Why Control the Robots
Sometimes you don't want the robots just roaming anywhere they like on your site.
- You may have semi-private areas that are not password protected, but you still don't want scanned
- Some areas of your Web site may contain programs or other non-content (like the cgi-bin directory) don't need to be scanned.
- Or perhaps, you just don't have a lot of bandwidth and don't want what you have wasted on a robot.
It's Easy to Communicate with Web 'Bots
The first thing a robot does when it comes to a new Web site is it looks for a file on the root of the Web server called "robots.txt". If there is no file, it assumes that robots are allowed anywhere they can find on the site.
This file consists of two or more lines:
- The name of the robot or user-agent that is not allowed on the site. Usually this is
left to "*", meaning all robots:
User-agent: * - The area of the site that that agent is not allowed into. All files and sub-directories
under that directory will not be scanned by the robot. If there is more than
one directory you want to disallow, then duplicate this line as many times as you
need it.
Disallow: /private/
So, if you wanted to prevent all robots from going to any area of your site, your robots.txt
file would read:
User-agent: *
Disallow: /
If you want to prevent only a specific Web crawler from crawling your site, you need to
list it by name in the User-agent line. For example, to prevent Google from spidering
your site, you would write
User-agent: Googlebot
Disallow: /
Some Caveats
- The robots.txt file is case-sensitive. If you create a file called Robots.txt or robots.TXT the spiders will ignore whatever it says.

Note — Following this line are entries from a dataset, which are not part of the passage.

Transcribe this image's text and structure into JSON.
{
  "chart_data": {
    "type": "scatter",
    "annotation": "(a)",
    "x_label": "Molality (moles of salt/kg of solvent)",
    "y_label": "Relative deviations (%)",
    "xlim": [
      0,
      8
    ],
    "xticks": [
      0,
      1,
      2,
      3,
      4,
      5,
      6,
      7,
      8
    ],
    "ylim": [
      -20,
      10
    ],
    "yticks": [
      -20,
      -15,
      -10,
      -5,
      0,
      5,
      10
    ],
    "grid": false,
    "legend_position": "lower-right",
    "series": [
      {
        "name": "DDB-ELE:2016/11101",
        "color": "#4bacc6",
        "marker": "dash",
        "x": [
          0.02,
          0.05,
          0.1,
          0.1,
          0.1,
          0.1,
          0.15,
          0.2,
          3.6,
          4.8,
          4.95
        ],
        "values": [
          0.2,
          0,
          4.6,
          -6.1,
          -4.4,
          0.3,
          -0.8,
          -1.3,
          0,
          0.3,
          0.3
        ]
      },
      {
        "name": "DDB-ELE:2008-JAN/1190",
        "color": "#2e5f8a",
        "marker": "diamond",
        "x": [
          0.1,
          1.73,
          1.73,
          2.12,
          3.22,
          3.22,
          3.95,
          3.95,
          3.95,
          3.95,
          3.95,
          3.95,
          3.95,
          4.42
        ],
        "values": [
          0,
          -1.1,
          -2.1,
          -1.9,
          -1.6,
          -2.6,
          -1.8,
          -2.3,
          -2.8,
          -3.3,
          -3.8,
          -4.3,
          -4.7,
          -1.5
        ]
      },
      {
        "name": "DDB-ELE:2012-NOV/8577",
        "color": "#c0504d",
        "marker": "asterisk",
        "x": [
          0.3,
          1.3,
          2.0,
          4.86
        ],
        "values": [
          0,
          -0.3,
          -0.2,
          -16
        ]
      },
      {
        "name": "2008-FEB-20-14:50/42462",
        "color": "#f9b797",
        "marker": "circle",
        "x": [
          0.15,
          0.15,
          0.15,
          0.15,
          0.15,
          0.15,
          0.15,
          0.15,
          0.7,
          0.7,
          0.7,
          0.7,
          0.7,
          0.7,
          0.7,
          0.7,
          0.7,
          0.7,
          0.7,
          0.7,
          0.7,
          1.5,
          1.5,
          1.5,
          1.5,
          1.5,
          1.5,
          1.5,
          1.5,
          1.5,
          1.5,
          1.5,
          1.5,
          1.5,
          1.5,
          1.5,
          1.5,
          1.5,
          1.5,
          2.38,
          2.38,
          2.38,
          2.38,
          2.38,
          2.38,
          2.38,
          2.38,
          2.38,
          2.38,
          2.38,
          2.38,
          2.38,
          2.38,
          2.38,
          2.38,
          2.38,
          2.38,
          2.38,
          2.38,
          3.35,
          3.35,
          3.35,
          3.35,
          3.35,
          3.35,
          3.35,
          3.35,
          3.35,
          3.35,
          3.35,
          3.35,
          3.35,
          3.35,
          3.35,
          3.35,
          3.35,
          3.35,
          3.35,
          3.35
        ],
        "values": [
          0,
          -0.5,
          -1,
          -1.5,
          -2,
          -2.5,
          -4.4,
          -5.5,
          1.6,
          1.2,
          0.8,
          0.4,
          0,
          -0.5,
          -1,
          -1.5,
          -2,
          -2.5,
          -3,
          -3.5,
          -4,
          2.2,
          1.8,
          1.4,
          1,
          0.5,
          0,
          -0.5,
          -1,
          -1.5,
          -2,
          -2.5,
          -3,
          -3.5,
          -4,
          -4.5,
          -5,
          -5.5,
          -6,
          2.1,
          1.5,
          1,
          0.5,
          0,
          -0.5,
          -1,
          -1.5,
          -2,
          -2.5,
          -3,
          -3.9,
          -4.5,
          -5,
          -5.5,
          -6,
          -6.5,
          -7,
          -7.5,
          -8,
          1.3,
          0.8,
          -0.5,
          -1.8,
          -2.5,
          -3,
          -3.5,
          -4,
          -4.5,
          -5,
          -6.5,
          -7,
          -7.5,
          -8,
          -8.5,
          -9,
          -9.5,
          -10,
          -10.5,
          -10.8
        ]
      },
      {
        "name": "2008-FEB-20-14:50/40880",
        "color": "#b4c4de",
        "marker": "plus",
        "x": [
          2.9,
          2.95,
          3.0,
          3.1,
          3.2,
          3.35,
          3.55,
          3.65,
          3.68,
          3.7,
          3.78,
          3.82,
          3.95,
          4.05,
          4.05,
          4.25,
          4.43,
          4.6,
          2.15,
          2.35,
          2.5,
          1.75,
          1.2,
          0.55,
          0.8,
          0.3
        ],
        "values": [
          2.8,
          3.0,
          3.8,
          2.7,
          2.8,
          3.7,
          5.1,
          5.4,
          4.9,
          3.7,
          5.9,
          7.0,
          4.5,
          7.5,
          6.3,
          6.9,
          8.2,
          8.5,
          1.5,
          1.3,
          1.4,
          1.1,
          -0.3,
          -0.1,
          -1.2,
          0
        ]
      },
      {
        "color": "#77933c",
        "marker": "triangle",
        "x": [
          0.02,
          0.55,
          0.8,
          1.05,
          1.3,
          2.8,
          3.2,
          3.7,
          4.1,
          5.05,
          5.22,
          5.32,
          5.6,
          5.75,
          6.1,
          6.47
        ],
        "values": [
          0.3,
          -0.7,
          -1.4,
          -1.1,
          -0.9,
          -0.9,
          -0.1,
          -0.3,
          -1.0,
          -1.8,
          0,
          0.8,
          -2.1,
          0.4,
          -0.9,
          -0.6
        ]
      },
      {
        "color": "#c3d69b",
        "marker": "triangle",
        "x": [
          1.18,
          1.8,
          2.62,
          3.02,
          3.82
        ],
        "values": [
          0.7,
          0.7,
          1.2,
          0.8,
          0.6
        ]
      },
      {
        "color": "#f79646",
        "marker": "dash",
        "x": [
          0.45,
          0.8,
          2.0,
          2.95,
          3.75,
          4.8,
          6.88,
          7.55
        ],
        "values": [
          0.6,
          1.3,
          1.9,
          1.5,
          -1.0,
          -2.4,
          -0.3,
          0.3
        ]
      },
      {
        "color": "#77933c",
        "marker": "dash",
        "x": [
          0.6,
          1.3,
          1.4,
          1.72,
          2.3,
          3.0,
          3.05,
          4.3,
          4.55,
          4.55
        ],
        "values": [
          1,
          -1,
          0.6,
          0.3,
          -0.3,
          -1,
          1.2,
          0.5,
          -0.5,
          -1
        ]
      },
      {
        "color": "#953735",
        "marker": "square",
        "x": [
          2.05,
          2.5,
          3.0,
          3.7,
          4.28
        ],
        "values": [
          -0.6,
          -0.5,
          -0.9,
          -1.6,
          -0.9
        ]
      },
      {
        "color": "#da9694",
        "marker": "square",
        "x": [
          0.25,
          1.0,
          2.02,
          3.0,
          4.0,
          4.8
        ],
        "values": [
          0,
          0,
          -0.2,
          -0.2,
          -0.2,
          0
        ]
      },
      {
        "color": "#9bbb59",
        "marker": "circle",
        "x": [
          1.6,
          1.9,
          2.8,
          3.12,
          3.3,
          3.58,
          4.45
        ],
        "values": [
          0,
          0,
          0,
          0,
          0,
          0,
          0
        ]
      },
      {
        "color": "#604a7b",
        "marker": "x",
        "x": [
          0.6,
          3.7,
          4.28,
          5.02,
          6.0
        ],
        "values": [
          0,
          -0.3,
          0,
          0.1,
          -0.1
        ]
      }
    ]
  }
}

- The robots.txt file has to be in the root of your Web server. This means that if you have a Web page like http://www.webhostingcompany.com/~jenniferkyrnin/ you will need to ask your administrator to add your disallows to their root level directory.
- There is no way to "allow" a spider, you can only disallow. So if you have one page in a group of 160 others that you want spidered, you should move it out of the disallowed directory. Or, you can explicitly name every file you want disallowed.